What’s past is present

The German election results have reopened the most difficult questions for the country

September 27, 2017 12:15 am | Updated 12:15 am IST

Alice Weidel, top candidate of the right-wing populist Alternative for Germany (AfD) party, arrives at the first meeting of the AfD's parliamentary group at the Marie-Elisabeth-Lueders-Haus parliamentary building in Berlin on September 26, 2017, two days after general elections. / AFP PHOTO / John MACDOUGALL

Alice Weidel, top candidate of the right-wing populist Alternative for Germany (AfD) party, arrives at the first meeting of the AfD's parliamentary group at the Marie-Elisabeth-Lueders-Haus parliamentary building in Berlin on September 26, 2017, two days after general elections. / AFP PHOTO / John MACDOUGALL

One of the biggest takeaways from the federal election in Germany is that the nation’s culture of guilt about the Holocaust has not been able to act as a bulwark against populism after all.

The 2013-born far-right party, Alternative für Deutschland (AfD), which has been gathering steam since 2015 for its sharp anti-Euro, anti-Merkel, and anti-refugee rhetoric, has performed much better than expected.

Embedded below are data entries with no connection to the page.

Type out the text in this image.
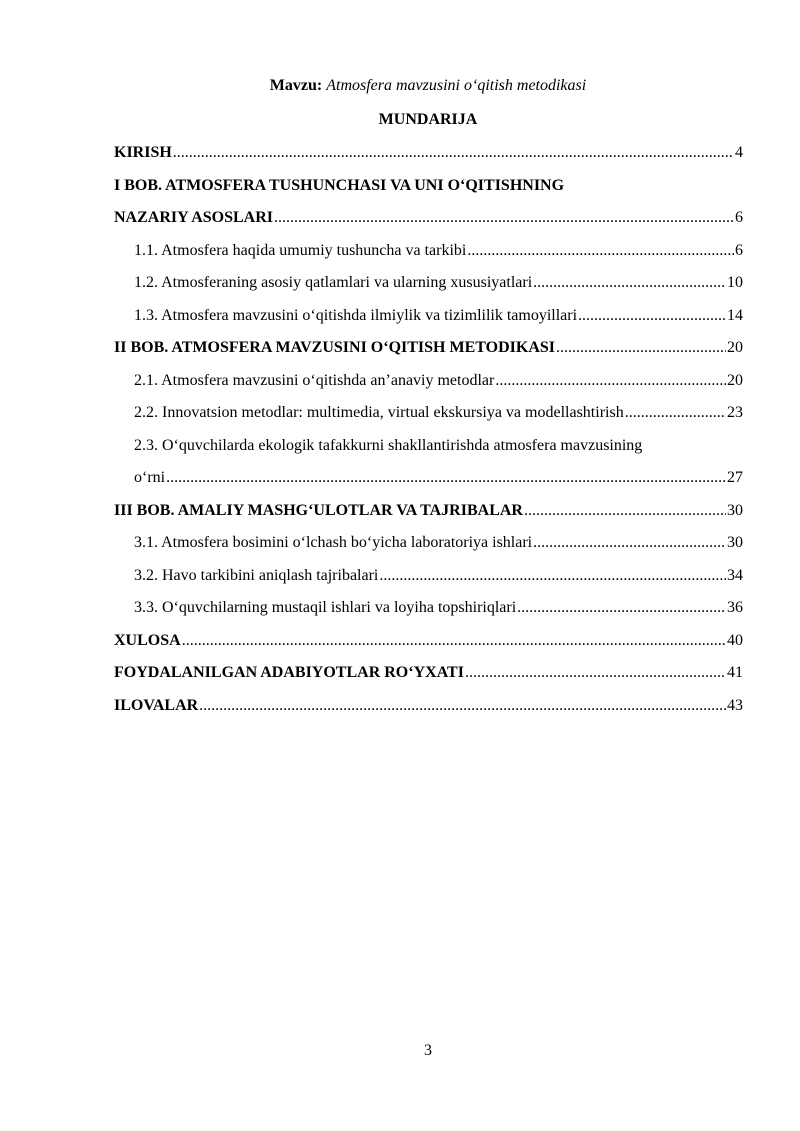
Mavzu: Atmosfera mavzusini o‘qitish metodikasi
MUNDARIJA
KIRISH .....	4
I BOB. ATMOSFERA TUSHUNCHASI VA UNI O‘QITISHNING
NAZARIY ASOSLARI .....	6
1.1. Atmosfera haqida umumiy tushuncha va tarkibi .....	6
1.2. Atmosferaning asosiy qatlamlari va ularning xususiyatlari .....	10
1.3. Atmosfera mavzusini o‘qitishda ilmiylik va tizimlilik tamoyillari .....	14
II BOB. ATMOSFERA MAVZUSINI O‘QITISH METODIKASI .....	20
2.1. Atmosfera mavzusini o‘qitishda an’anaviy metodlar .....	20
2.2. Innovatsion metodlar: multimedia, virtual ekskursiya va modellashtirish .....	23
2.3. O‘quvchilarda ekologik tafakkurni shakllantirishda atmosfera mavzusining
o‘rni .....	27
III BOB. AMALIY MASHG‘ULOTLAR VA TAJRIBALAR .....	30
3.1. Atmosfera bosimini o‘lchash bo‘yicha laboratoriya ishlari .....	30
3.2. Havo tarkibini aniqlash tajribalari .....	34
3.3. O‘quvchilarning mustaqil ishlari va loyiha topshiriqlari .....	36
XULOSA .....	40
FOYDALANILGAN ADABIYOTLAR RO‘YXATI .....	41
ILOVALAR .....	43
3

It rode the wave of unhappiness following Chancellor Angela Merkel’s decision to welcome refugees in 2015, and finished with an astonishing 13.3% of the vote in Sunday’s election to Bundestag. With the refugee crisis being the defining issue this election, it is clear that the party’s strong stance against integration helped it attract votes, although, surprisingly, as the Financial Times showed, in districts where support for the AfD is strongest, the share of population with a migration background is low.

It is pertinent that the AfD did well in the former East Germany. A poll this month found that 86% of Germans thought their current economic situation as “good”; the country’s unemployment rate of 3.7% is the lowest since October 1980. Unemployment is higher in East Germany, and living standards lower, compared to the wealthier West.

But did the AfD do well because of support for it or simply because people were tired of Ms. Merkel? While polls again show that 60% voted for the AfD because they were disappointed with other parties, the party believes otherwise. In June, Petr Bystron, Chairman of the AfD-Landesverband Bayern, told me that the lines between the ideologies of parties have blurred over the years (Ms. Merkel has often been accused of simply following public opinion while making decisions). “You can’t tell one party from another,” he said. “The AfD now is where the CDU was earlier — centre-right. We are liberal conservatives. We are the only alternative here.”

Ghosts of the past

Whether the only alternative or not, this is a development that Germans have been dreading. When the AfD’s head in eastern Thuringia, Björn Höcke, called Berlin’s Holocaust Memorial a “monument of shame” early this year, his statement rattled everyone. In the Dachau concentration camp in south Germany, months after the statement, Bernhard W. Schoner, a guide, explained to me why he has been tirelessly retelling the story of the Nazis for two decades. “My job is very important,” he stressed, “because the younger generation tends to forget.” For Barbara Ploch, 66, being a German could only be a matter of “half-pride” – the pride stemming from the fact that Germany welcomes refugees and the shame relating to the past. “But I like that it is an open society now,” she said. But the AfD’s Alexander Gauland seems upset precisely by that. After the results, he announced: “We will chase them down… Angela Merkel and whoever else... and we will take our country back.”

Confusion now prevails in the AfD with Frauke Petry, the most well known face of the party, quitting what she calls an “anarchist party” with no credible plan to govern. Whether the party will be united and coherent in Parliament, or become fragmented given the early cracks, remains to be seen. But for a fractured Germany, the hope is that it is not revisited by the trauma of its past.